As predictably as the closing bell at the Stock Exchange, the Wall Street Journal weighed in on the topic of the day -- the Los Angeles police brutality scandal -- and, needless to say, weighed in on the side of the police.
Oh, to be sure, the Journal's editorial condemned the beating of a defenseless man by what amounted to a mob in uniform. The editorial was only 10 lines into its topic, however, before the newspaper introduced the word but. The essence of the editorial from that point forward was, yes, it was terrible what the police did, but policemen are just awfully frustrated these days. The reason: They are hamstrung by lazy prosecutors who cut plea bargains and mushy-headed judges who come up with crazy legal doctrines like "the exclusionary rule." Never mind that we presently have a record number of people behind bars. The subtle but clear point of the editorial was simply that, if judges don't do their jobs in the courtroom, then the police will do it for them in the streets. This is the essence of a police state.

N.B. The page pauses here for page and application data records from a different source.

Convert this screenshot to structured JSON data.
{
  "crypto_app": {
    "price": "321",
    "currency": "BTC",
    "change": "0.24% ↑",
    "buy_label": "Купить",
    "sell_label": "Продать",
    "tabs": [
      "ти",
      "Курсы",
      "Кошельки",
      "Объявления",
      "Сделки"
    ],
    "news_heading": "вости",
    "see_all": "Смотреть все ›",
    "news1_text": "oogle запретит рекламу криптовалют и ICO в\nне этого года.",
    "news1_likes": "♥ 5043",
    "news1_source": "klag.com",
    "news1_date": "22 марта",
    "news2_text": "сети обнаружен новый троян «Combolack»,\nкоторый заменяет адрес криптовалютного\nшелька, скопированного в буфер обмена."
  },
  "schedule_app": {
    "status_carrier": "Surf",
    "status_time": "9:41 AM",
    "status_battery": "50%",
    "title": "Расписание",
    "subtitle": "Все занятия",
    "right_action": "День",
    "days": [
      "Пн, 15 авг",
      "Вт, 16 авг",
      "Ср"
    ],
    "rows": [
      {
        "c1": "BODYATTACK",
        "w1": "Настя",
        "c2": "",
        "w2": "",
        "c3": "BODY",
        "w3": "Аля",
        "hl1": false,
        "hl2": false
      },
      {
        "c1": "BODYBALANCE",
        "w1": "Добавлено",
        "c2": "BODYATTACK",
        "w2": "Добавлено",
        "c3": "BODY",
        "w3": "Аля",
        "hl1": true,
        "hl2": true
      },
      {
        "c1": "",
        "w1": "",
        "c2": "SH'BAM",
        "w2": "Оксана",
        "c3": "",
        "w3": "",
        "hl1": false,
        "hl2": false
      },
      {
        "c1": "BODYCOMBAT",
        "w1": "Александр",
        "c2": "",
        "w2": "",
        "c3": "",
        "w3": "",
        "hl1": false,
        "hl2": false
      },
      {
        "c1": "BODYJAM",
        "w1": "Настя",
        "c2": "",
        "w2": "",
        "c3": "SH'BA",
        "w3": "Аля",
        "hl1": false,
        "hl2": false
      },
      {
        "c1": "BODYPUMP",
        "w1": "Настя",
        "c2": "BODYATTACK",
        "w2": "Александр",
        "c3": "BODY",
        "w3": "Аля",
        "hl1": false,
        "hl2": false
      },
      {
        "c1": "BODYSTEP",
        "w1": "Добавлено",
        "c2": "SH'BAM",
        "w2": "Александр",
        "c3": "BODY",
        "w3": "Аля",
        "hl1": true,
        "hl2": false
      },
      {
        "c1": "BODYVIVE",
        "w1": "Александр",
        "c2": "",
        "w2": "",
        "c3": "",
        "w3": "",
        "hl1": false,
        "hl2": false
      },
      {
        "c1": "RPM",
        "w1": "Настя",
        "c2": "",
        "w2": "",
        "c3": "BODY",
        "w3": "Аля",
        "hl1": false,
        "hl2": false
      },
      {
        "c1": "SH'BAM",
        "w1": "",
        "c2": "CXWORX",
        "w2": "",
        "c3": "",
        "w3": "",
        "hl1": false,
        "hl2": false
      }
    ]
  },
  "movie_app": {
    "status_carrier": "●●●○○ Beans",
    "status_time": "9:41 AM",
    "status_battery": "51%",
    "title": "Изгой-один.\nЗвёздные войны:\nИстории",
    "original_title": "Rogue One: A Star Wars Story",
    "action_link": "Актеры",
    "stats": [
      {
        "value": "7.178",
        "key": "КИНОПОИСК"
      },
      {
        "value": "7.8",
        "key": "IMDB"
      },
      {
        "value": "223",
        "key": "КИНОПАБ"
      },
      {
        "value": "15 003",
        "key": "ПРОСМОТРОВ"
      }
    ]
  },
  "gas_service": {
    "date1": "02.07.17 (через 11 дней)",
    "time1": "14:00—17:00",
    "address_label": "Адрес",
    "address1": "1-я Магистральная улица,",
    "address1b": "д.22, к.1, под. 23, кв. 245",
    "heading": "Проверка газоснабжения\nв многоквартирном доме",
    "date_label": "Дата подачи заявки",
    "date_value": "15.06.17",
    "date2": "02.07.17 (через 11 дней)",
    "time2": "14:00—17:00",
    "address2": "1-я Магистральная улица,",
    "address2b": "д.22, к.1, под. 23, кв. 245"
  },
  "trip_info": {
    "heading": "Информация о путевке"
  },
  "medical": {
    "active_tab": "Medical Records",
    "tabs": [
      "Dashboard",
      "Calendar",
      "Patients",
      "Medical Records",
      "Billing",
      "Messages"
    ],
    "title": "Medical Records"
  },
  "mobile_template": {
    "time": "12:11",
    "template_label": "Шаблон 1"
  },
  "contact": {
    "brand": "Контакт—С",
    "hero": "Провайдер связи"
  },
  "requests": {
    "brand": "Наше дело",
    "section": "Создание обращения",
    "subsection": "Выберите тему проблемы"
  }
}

The exclusionary rule and related rules basically mean that police officers cannot violate the law in the process of collecting evidence to convict other lawbreakers. If a house is searched without a warrant -- in violation of the Fourth Amendment -- then that evidence cannot be used in court to convict the person who was the victim of the illegal search. If a confession is obtained through trick, threat or violence -- in violation of the Fifth Amendment -- then that confession cannot be introduced into court. If a person who has been arrested is denied a request to see a lawyer -- in violation of the Sixth Amendment -- then the whole prosecution is tainted.